The Department finally has a leader willing to listen to the needs of the force — a force that has been suffering under the weight of a broken procurement system for over thirty years while raising the alarm about a looming conflict with the Chinese Communist Party (CCP).
For justification, Congress need only look at the recent collision involving the USS Truman. Our aircraft carriers are simply a method of over the horizon power projection — a way for the U.S. to provide lethal force anywhere we want. When combined with heavy bombers and a robust nuclear arsenal, they exemplify our nation’s omnipresent strength to our adversaries.

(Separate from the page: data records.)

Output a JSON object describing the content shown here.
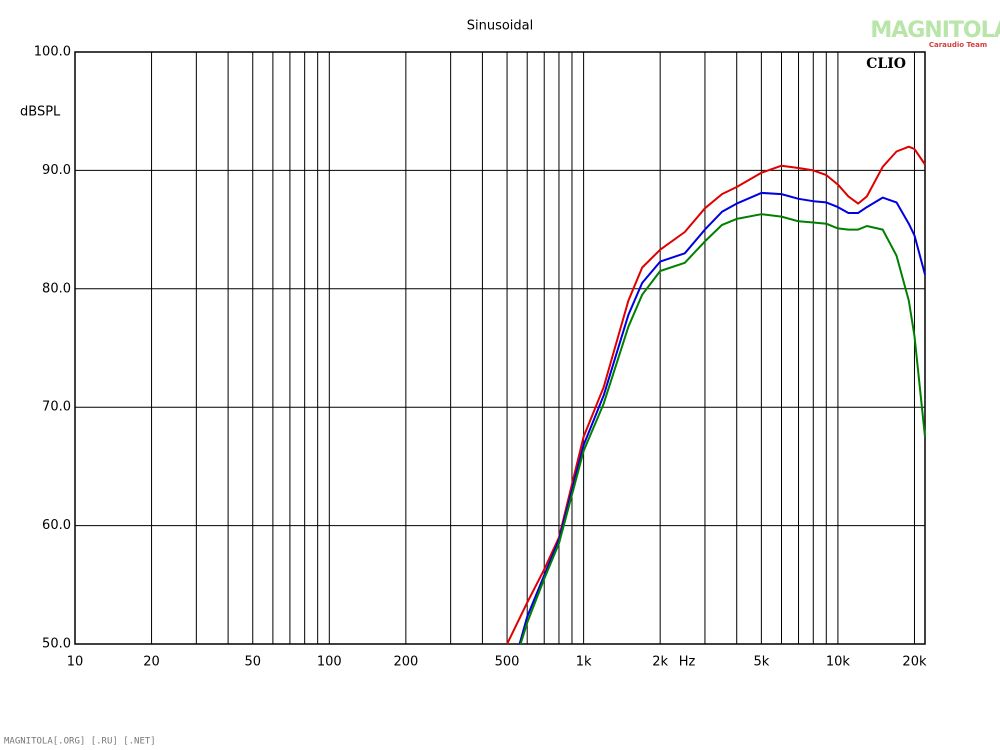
{
  "chart_data": {
    "type": "line",
    "title": "Sinusoidal",
    "y_label": "dBSPL",
    "x_label": "Hz",
    "brand": "CLIO",
    "watermark": "MAGNITOLA",
    "watermark_sub": "Caraudio Team",
    "footer": "MAGNITOLA[.ORG] [.RU] [.NET]",
    "xlog": true,
    "grid": true,
    "xlim": [
      10,
      22000
    ],
    "ylim": [
      50,
      100
    ],
    "xticks": [
      10,
      20,
      50,
      100,
      200,
      500,
      {
        "value": 1000,
        "label": "1k"
      },
      {
        "value": 2000,
        "label": "2k"
      },
      {
        "value": 5000,
        "label": "5k"
      },
      {
        "value": 10000,
        "label": "10k"
      },
      {
        "value": 20000,
        "label": "20k"
      }
    ],
    "xminorticks": [
      30,
      40,
      60,
      70,
      80,
      90,
      300,
      400,
      600,
      700,
      800,
      900,
      3000,
      4000,
      6000,
      7000,
      8000,
      9000
    ],
    "yticks": [
      {
        "value": 50,
        "label": "50.0"
      },
      {
        "value": 60,
        "label": "60.0"
      },
      {
        "value": 70,
        "label": "70.0"
      },
      {
        "value": 80,
        "label": "80.0"
      },
      {
        "value": 90,
        "label": "90.0"
      },
      {
        "value": 100,
        "label": "100.0"
      }
    ],
    "series": [
      {
        "color": "#e00000",
        "x": [
          500,
          600,
          700,
          800,
          1000,
          1200,
          1500,
          1700,
          2000,
          2500,
          3000,
          3500,
          4000,
          5000,
          6000,
          7000,
          8000,
          9000,
          10000,
          11000,
          12000,
          13000,
          15000,
          17000,
          19000,
          20000,
          22000
        ],
        "values": [
          50,
          53.5,
          56.3,
          59,
          67.5,
          71.7,
          79,
          81.8,
          83.3,
          84.8,
          86.8,
          88,
          88.6,
          89.8,
          90.4,
          90.2,
          90,
          89.6,
          88.8,
          87.8,
          87.2,
          87.8,
          90.3,
          91.6,
          92,
          91.8,
          90.5
        ]
      },
      {
        "color": "#0000e0",
        "x": [
          560,
          600,
          700,
          800,
          1000,
          1200,
          1500,
          1700,
          2000,
          2500,
          3000,
          3500,
          4000,
          5000,
          6000,
          7000,
          8000,
          9000,
          10000,
          11000,
          12000,
          13000,
          15000,
          17000,
          19000,
          20000,
          22000
        ],
        "values": [
          50,
          52.3,
          55.8,
          58.8,
          66.8,
          71,
          77.8,
          80.5,
          82.3,
          83,
          85,
          86.5,
          87.2,
          88.1,
          88,
          87.6,
          87.4,
          87.3,
          86.9,
          86.4,
          86.4,
          86.9,
          87.7,
          87.3,
          85.5,
          84.5,
          81.2
        ]
      },
      {
        "color": "#008000",
        "x": [
          565,
          600,
          700,
          800,
          1000,
          1200,
          1500,
          1700,
          2000,
          2500,
          3000,
          3500,
          4000,
          5000,
          6000,
          7000,
          8000,
          9000,
          10000,
          11000,
          12000,
          13000,
          15000,
          17000,
          19000,
          20000,
          22000
        ],
        "values": [
          50,
          51.8,
          55.5,
          58.5,
          66.3,
          70.3,
          76.8,
          79.5,
          81.5,
          82.2,
          84,
          85.4,
          85.9,
          86.3,
          86.1,
          85.7,
          85.6,
          85.5,
          85.1,
          85,
          85,
          85.3,
          85,
          82.8,
          79,
          76,
          67.5
        ]
      }
    ]
  }
}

Our 11 carriers allow constant power projection on both sides of the globe. Yet, the Truman, launched over 30 years ago in 1993, was nearly taken out of service by an oil tanker this month, and it is the third newest Nimitz-class carrier, the oldest launched in 1972. We have no ability to replace a downed aircraft carrier in our current system.
The state of our carriers, and our navy broadly, is not an anomaly. Our fleet is old, as are all our methods for delivering lethal force around the globe. The B-1 bomber was first manufactured in 1983, the Air Force wants to retire it, but cannot, because the B-21 is not fully available and the B-52 (originally manufactured in 1952) is even older than the B-1. Our nuclear warheads are also old, with the long-awaited replacement to the Minuteman II not expected to arrive until 2029. Without investment America will fight the next war with Cold War era ships and planes and a navy that is now smaller than at any point since 1916.
Under Wicker’s plan, America’s military can make substantial progress in automated systems, cyber capabilities, hypersonic missiles, satellite constellations, and reigniting the forge of America’s arms industry. The last four years have placed America behind our adversaries in almost every one of these aspects. We are behind China in hypersonic capabilities, producing fewer munitions than Russia, lagging in the race for AI dominance, and have yet to fully invest in modern drone warfare capabilities.
Without timely investment, deterrence may be lost forever, and the proposed golden age of America will be over before it begins. If Congress wants to see DOD renew one hundred years of American dominance, it should pass the Forged Act and commit to a robust topline for DOD. Cutting the fat is good, but building muscle is better. If we desire a peace through strength doctrine, Congress must invest in strength while DOGE tackles the bureaucracy.
Garrett Exner is a board member of Veterans on Duty and Executive Director of the Public Interest Fellowship. Previously, he served as a defense policy advisor to Sen. Ted Cruz (R., Texas), a counterterrorism policy advisor in the Office of the Secretary of Defense (Policy), and as a special operations officer in the United States Marine Corps.